One further architectural attraction is The Euromast. Constructed between 1958 and 1960 and added to over the years, the Euromast is currently the tallest building in Rotterdam at 186 metres and plays host to exhibitions and festivals.

Greater proof of the city’s design expertise can be found in the incredible Kubuswoningen (or ‘Cube Houses’). The brainchild of the architect Piet Blom, the houses were completed in 1984 and simply have to be seen to be believed.

Rotterdam also houses a number of exceptional museums, the most prominent of which being the Museum Boymans-van Beuningen. The city’s main art museum, The Boymans covers a range of art from medieval Europe up until the present day and contains fabulous works by artists like René Magritte. However, if you want something more contemporary, try the Kunsthal Museum and its regular exhibitions.

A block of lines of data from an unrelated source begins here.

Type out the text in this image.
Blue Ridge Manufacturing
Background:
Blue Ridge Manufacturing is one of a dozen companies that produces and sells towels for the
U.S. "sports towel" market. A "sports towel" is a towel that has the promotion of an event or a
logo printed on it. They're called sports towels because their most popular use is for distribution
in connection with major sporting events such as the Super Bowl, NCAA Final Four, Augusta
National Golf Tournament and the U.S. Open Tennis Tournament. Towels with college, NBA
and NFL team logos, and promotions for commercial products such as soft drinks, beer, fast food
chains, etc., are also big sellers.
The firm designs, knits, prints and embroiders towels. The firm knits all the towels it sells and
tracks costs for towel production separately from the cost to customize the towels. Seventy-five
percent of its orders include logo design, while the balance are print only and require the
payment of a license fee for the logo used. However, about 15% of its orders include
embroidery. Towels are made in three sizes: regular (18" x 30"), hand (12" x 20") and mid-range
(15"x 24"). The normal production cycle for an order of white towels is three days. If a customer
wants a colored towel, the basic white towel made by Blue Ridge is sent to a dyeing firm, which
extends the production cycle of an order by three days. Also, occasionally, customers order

There are plenty of other alternatives as well, such as the Historisch Museum (specialising in the history of the city), the Volkenkundig Museum (focusing on the history of foreign peoples and cultures) and the Maritime Museum (specifically on the harbour of Rotterdam).

If you want a more family experience, why not try the Rotterdam Zoo in Diergaarde Blijdorp and see the wide range of wildlife on show?

A number of festivals are held in the city annually such as the International Film Festival Rotterdam in January, the World Port Days in September and The North Sea Jazz Festival in mid-July.

Rotterdam is football mad, with three Eredivisie clubs to choose from. The most successful of these is Feyenoord, who play their games at Feijenoord Stadion and count Johan Cruyff and Ronald Koeman among their former players. However, Sparta Rotterdam, who play at the Sparta Stadion Het Kasteel, and Excelsior, who play at the Stadion Woudestein, are Feyenoord’s local rivals.

As well as the aforementioned, Rotterdam is also embarking on a number of urban renewal projects, with plans for further spectacular architecture and new festivals, combating the popular belief that Rotterdam is simply a place to work. Therefore, to visit Rotterdam is to visit one of the up and coming areas of the Netherlands.


The main shopping districts in Rotterdam are the Lijnbaan, the Coolsingel and the Weena, along with the more modern de Beurstraverse (also known as Koopgoot).

Beursplein and Van Oldenbarneveltstraat are considered the high street fashion centres of the city.

For local arts and crafts, be sure to traverse the Quartier Varié, encompassing Hoogstraat, Botersloot and Nieuwemarkt.

Nightlife and Eating Out

More than just local cheeses, Rotterdam is awash with places to eat and a particularly good choice of restaurants can be found around the Oude Haven area. This includes traditional Dutch food at Eten, but also international cuisine like Italian at Angelo Betti. Elsewhere, Odyssee in Antoine Platekade and Safir in Vijf Werelddelen are decent establishments.

As part of the Netherlands, Rotterdam has a strong coffee-shop culture for obvious reasons. The best district is the Nieuwe Binnenweg, but be aware of the laws.

The city enjoys a vibrant and diverse nightlife with the most popular area for a drink or two being the Eendrachtsplein. However, there are other spots around the Oude Haven, the Blaak Market Square and elsewhere. Most of the nightclubs can be found around the Delftsestraat and Stadhuisplein areas, but there are plenty of alternatives like Now & Wow in Maashaven and Nighttown in West-Kruiskade.

Tourist Information

VVV Rotterdam Tourist StoreCoolsingel, 53012 AARotterdamTel: +31 10 271 01


Rotterdam is served by Rotterdam Airport, the second largest airport in the Netherlands. As a result, international and domestic connecting flights are available regularly everyday.

Although close by, trains, buses and taxis can be used to reach Rotterdam itself.

VLM-Airlines (multiple locations), KLM Royal Dutch Airlines (London-Heathrow) and (London-Stansted) all use Rotterdam Airport to and from British destinations.